Though the complaint is not connected to the billion dollar OPL 245 deal, the employee was working for Shell when both deals took place.
“Based on what we know now from an internal investigation, we suspect a crime may have been committed by our former employee…against Shell in relation to the sale process for Oil Mining Lease (OML) 42 in Nigeria in 2011,” said a Shell spokesman in an emailed statement.
“We have filed a criminal complaint with the Dutch authorities and are considering other steps we could take.”
The spokesman said that the two deals are “unrelated” and that there is “no case against Shell or its former employees” in the OPL 245 case.
The employee may have recieved kickbacks through a company listed in Seychelles during the “unusual” sale of OML 42 to Nigeria’s Neconde Energy in 2011, said a company source.

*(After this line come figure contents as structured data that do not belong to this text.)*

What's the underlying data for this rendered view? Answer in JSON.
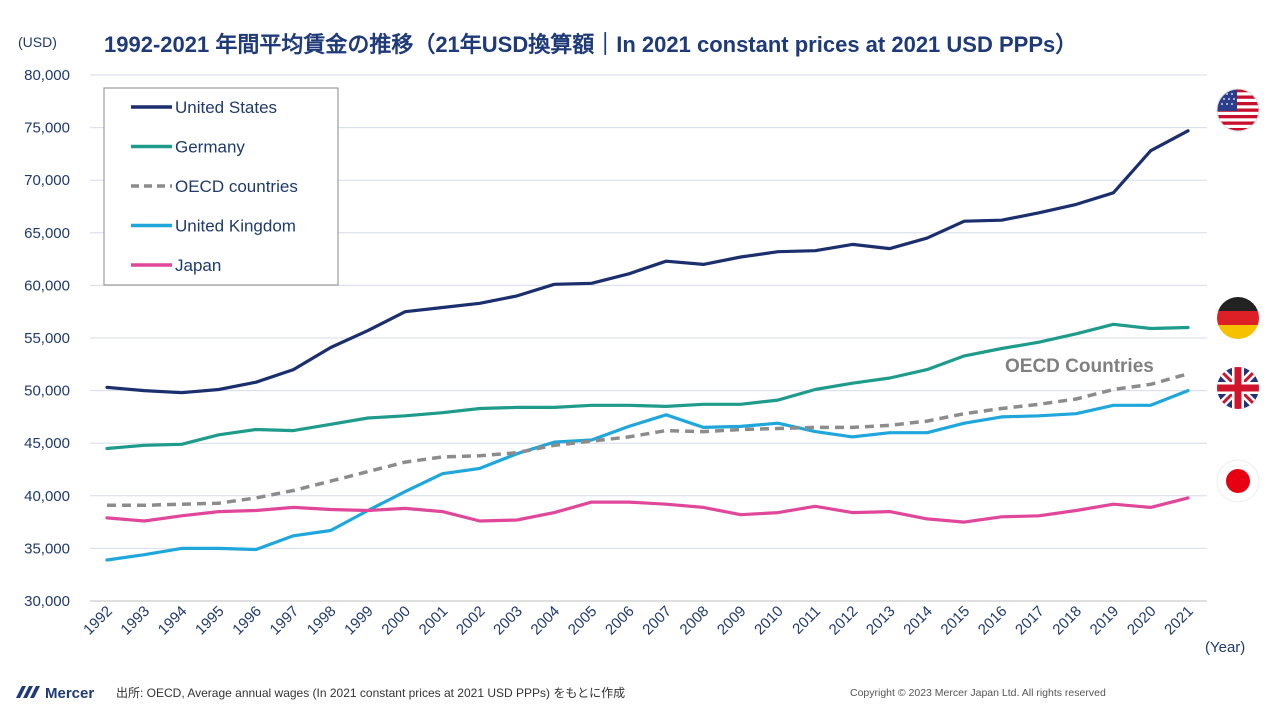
{
  "chart_data": {
    "type": "line",
    "title": "1992-2021 年間平均賃金の推移（21年USD換算額｜In 2021 constant prices at 2021 USD PPPs）",
    "ylabel": "(USD)",
    "xlabel": "(Year)",
    "ylim": [
      30000,
      80000
    ],
    "yticks": [
      30000,
      35000,
      40000,
      45000,
      50000,
      55000,
      60000,
      65000,
      70000,
      75000,
      80000
    ],
    "ytick_labels": [
      "30,000",
      "35,000",
      "40,000",
      "45,000",
      "50,000",
      "55,000",
      "60,000",
      "65,000",
      "70,000",
      "75,000",
      "80,000"
    ],
    "x": [
      "1992",
      "1993",
      "1994",
      "1995",
      "1996",
      "1997",
      "1998",
      "1999",
      "2000",
      "2001",
      "2002",
      "2003",
      "2004",
      "2005",
      "2006",
      "2007",
      "2008",
      "2009",
      "2010",
      "2011",
      "2012",
      "2013",
      "2014",
      "2015",
      "2016",
      "2017",
      "2018",
      "2019",
      "2020",
      "2021"
    ],
    "grid": true,
    "legend_position": "top-left",
    "series": [
      {
        "name": "United States",
        "color": "#1b2f6e",
        "style": "solid",
        "values": [
          50300,
          50000,
          49800,
          50100,
          50800,
          52000,
          54100,
          55700,
          57500,
          57900,
          58300,
          59000,
          60100,
          60200,
          61100,
          62300,
          62000,
          62700,
          63200,
          63300,
          63900,
          63500,
          64500,
          66100,
          66200,
          66900,
          67700,
          68800,
          72800,
          74700
        ]
      },
      {
        "name": "Germany",
        "color": "#1e9b8a",
        "style": "solid",
        "values": [
          44500,
          44800,
          44900,
          45800,
          46300,
          46200,
          46800,
          47400,
          47600,
          47900,
          48300,
          48400,
          48400,
          48600,
          48600,
          48500,
          48700,
          48700,
          49100,
          50100,
          50700,
          51200,
          52000,
          53300,
          54000,
          54600,
          55400,
          56300,
          55900,
          56000
        ]
      },
      {
        "name": "OECD countries",
        "color": "#8c8c8c",
        "style": "dashed",
        "values": [
          39100,
          39100,
          39200,
          39300,
          39800,
          40500,
          41400,
          42300,
          43200,
          43700,
          43800,
          44100,
          44800,
          45200,
          45600,
          46200,
          46100,
          46300,
          46400,
          46500,
          46500,
          46700,
          47100,
          47800,
          48300,
          48700,
          49200,
          50100,
          50600,
          51600
        ]
      },
      {
        "name": "United Kingdom",
        "color": "#1fa7db",
        "style": "solid",
        "values": [
          33900,
          34400,
          35000,
          35000,
          34900,
          36200,
          36700,
          38600,
          40400,
          42100,
          42600,
          44000,
          45100,
          45300,
          46600,
          47700,
          46500,
          46600,
          46900,
          46100,
          45600,
          46000,
          46000,
          46900,
          47500,
          47600,
          47800,
          48600,
          48600,
          50000
        ]
      },
      {
        "name": "Japan",
        "color": "#e0479a",
        "style": "solid",
        "values": [
          37900,
          37600,
          38100,
          38500,
          38600,
          38900,
          38700,
          38600,
          38800,
          38500,
          37600,
          37700,
          38400,
          39400,
          39400,
          39200,
          38900,
          38200,
          38400,
          39000,
          38400,
          38500,
          37800,
          37500,
          38000,
          38100,
          38600,
          39200,
          38900,
          39800
        ]
      }
    ],
    "annotations": [
      "OECD Countries"
    ]
  },
  "flags": [
    "us-flag-icon",
    "germany-flag-icon",
    "uk-flag-icon",
    "japan-flag-icon"
  ],
  "footer": {
    "brand": "Mercer",
    "source": "出所: OECD, Average annual wages (In 2021 constant prices at 2021 USD PPPs) をもとに作成",
    "copyright": "Copyright © 2023 Mercer Japan Ltd. All rights reserved"
  }
}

Anti-corruption campaigners welcomed the news as a promising development.
“After years of saying that there is no place for bribery or corruption in their company, they have finally admitted that one of their most senior executives may have taken kickbacks in return for an oil deal,” said Barnaby Pace of Global Witness, an international non-governmental organisation.
Corruption is rife in Nigeria, one of Africa’s biggest economies, but perpetrators elude prosecution, often relying on an elaborate web of shell companies and middlemen to avoid detection and obfuscate blame.